Reputation: 7695
What's the difference between these
I ask because STS says it's built on top of Eclipse, and I wonder what differences it has over simply using a plugin that adds similar functionality to "vanilla" Eclipse.
Upvotes: 48
Views: 67669
Reputation: 333
There is already an article about this in DZone Spring IDE and the Spring Tool Suite - Using Spring in Eclipse.
While the Spring IDE project provides a set of plugins for the Eclipse IDE, the Spring Tool Suite comes as a ready-to-use distribution of the latest Eclipse releases with the Spring IDE components pre-installed. This includes the tc Server integration for Eclipse (another IDE extension that is provided by Pivotal as an open-source project) and various other additions to Eclipse that turn the pure Eclipse IDE into a ready-to-use, best-of-breed environment for enterprise Spring application development.
Upvotes: 1
Reputation: 173
Spring Tool suite has ready to go features specially designed to spring supported projects and cloud environment. And Eclipse is more generic where we've to add the plugins and extensions for our platform setup.
Upvotes: 1
Reputation: 7345
It's true, STS is built on top of Eclipse. The difference is only related to another products support from the STS installation, like Roo, Pivotal tc Server, Cloud Foundry and getting started guides, but you could also include this features in your Eclipse installation.

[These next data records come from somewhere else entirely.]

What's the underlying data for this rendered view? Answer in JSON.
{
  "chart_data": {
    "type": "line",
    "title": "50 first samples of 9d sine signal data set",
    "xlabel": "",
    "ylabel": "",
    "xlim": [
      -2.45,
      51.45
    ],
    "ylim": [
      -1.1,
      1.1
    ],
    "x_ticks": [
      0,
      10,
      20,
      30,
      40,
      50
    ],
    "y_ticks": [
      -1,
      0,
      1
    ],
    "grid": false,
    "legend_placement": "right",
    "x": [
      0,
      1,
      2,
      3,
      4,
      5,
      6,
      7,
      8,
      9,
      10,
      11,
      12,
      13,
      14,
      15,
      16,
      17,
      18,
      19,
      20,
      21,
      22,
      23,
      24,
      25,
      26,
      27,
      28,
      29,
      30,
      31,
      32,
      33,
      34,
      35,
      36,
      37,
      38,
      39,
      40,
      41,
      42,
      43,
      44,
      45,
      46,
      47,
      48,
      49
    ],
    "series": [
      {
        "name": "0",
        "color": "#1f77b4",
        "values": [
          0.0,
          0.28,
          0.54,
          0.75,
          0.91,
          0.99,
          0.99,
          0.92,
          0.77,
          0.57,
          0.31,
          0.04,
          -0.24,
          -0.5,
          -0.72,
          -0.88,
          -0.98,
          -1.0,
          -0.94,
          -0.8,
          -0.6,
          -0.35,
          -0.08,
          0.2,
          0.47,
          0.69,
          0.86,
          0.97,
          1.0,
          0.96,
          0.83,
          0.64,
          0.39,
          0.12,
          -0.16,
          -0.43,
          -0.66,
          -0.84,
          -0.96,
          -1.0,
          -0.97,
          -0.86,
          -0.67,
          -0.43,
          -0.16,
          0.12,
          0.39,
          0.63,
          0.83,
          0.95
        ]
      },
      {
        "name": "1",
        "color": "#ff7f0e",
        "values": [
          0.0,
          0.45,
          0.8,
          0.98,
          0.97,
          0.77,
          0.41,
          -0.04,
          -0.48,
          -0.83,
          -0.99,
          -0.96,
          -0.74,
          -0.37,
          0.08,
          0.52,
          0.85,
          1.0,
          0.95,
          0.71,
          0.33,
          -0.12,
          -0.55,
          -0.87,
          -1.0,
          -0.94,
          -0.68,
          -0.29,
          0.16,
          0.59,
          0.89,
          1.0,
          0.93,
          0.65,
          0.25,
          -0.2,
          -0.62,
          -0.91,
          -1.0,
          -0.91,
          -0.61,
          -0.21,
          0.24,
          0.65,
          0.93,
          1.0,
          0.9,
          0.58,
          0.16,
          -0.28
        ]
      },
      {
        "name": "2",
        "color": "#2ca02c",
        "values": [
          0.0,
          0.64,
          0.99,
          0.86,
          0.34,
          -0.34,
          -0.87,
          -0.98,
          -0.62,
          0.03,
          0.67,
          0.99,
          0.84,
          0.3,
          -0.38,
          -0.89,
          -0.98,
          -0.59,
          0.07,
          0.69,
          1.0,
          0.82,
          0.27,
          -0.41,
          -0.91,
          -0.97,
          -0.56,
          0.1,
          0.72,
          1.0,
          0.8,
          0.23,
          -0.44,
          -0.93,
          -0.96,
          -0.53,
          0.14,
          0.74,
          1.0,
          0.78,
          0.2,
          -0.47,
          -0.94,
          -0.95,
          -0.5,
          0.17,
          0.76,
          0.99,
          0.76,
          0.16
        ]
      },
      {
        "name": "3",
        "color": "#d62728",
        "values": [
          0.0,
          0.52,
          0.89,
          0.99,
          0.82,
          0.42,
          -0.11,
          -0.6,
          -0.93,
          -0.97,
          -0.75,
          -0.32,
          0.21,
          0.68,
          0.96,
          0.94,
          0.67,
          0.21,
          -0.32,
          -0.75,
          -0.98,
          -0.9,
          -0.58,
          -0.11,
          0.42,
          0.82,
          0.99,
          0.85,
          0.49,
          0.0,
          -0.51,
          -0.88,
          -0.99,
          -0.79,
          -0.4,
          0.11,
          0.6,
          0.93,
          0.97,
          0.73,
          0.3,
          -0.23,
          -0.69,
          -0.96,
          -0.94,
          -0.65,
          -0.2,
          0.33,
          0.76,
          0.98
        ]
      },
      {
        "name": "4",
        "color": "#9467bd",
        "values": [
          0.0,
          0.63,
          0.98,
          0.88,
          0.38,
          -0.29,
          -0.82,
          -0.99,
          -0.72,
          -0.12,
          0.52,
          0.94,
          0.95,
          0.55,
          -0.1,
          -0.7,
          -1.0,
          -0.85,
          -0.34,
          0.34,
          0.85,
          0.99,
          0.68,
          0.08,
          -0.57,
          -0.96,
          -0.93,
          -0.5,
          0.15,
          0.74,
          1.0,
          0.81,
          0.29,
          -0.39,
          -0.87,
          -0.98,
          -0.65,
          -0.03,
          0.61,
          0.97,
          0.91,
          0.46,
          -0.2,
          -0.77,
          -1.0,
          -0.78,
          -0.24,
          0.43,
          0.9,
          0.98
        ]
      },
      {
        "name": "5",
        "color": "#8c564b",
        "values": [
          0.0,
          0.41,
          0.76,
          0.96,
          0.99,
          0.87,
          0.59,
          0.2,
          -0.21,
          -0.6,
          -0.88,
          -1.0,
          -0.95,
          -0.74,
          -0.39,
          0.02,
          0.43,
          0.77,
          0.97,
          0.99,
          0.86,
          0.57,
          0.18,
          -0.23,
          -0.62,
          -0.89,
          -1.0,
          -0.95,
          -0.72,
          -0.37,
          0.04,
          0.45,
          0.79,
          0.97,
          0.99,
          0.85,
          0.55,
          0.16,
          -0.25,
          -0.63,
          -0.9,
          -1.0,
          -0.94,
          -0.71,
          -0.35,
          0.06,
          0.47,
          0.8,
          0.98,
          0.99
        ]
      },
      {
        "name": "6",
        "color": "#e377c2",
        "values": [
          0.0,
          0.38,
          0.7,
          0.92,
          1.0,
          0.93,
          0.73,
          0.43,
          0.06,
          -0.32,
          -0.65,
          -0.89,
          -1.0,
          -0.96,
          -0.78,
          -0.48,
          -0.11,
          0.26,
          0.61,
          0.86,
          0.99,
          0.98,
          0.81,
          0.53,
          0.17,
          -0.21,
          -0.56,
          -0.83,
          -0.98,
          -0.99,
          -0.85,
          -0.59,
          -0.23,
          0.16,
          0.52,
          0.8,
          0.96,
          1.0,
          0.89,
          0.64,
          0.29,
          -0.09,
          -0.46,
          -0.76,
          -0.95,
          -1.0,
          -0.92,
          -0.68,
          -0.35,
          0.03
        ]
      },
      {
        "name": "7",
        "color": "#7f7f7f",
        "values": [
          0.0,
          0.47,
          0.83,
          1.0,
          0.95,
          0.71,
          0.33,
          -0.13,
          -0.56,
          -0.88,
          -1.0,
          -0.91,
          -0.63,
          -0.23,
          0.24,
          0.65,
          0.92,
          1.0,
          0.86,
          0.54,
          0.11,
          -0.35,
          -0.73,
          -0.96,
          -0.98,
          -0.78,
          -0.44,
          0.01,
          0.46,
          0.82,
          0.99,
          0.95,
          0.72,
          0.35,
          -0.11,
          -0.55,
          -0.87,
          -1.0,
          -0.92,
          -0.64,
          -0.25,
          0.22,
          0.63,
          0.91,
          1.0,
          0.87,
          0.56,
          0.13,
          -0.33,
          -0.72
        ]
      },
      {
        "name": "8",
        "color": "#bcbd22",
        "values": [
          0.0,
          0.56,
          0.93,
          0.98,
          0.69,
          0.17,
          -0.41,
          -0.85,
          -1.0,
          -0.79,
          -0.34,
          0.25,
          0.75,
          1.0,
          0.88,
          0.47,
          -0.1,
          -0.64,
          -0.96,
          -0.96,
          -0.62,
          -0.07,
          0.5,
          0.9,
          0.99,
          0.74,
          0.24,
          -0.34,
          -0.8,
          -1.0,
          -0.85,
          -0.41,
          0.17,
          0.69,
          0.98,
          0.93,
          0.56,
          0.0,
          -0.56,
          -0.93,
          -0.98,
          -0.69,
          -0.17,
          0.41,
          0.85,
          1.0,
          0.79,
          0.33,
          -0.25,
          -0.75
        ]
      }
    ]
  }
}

So STS gives a complete solution around Spring features and simplifies the developer environment install, that's the key difference.
As Martin Lippert explains in the forums:
"So you can end-up having the same features in STS and your existing Eclipse installation after installing the STS features into it."
You could find more details on the Spring forums.
Details on features: STS features and Spring IDE plugin features.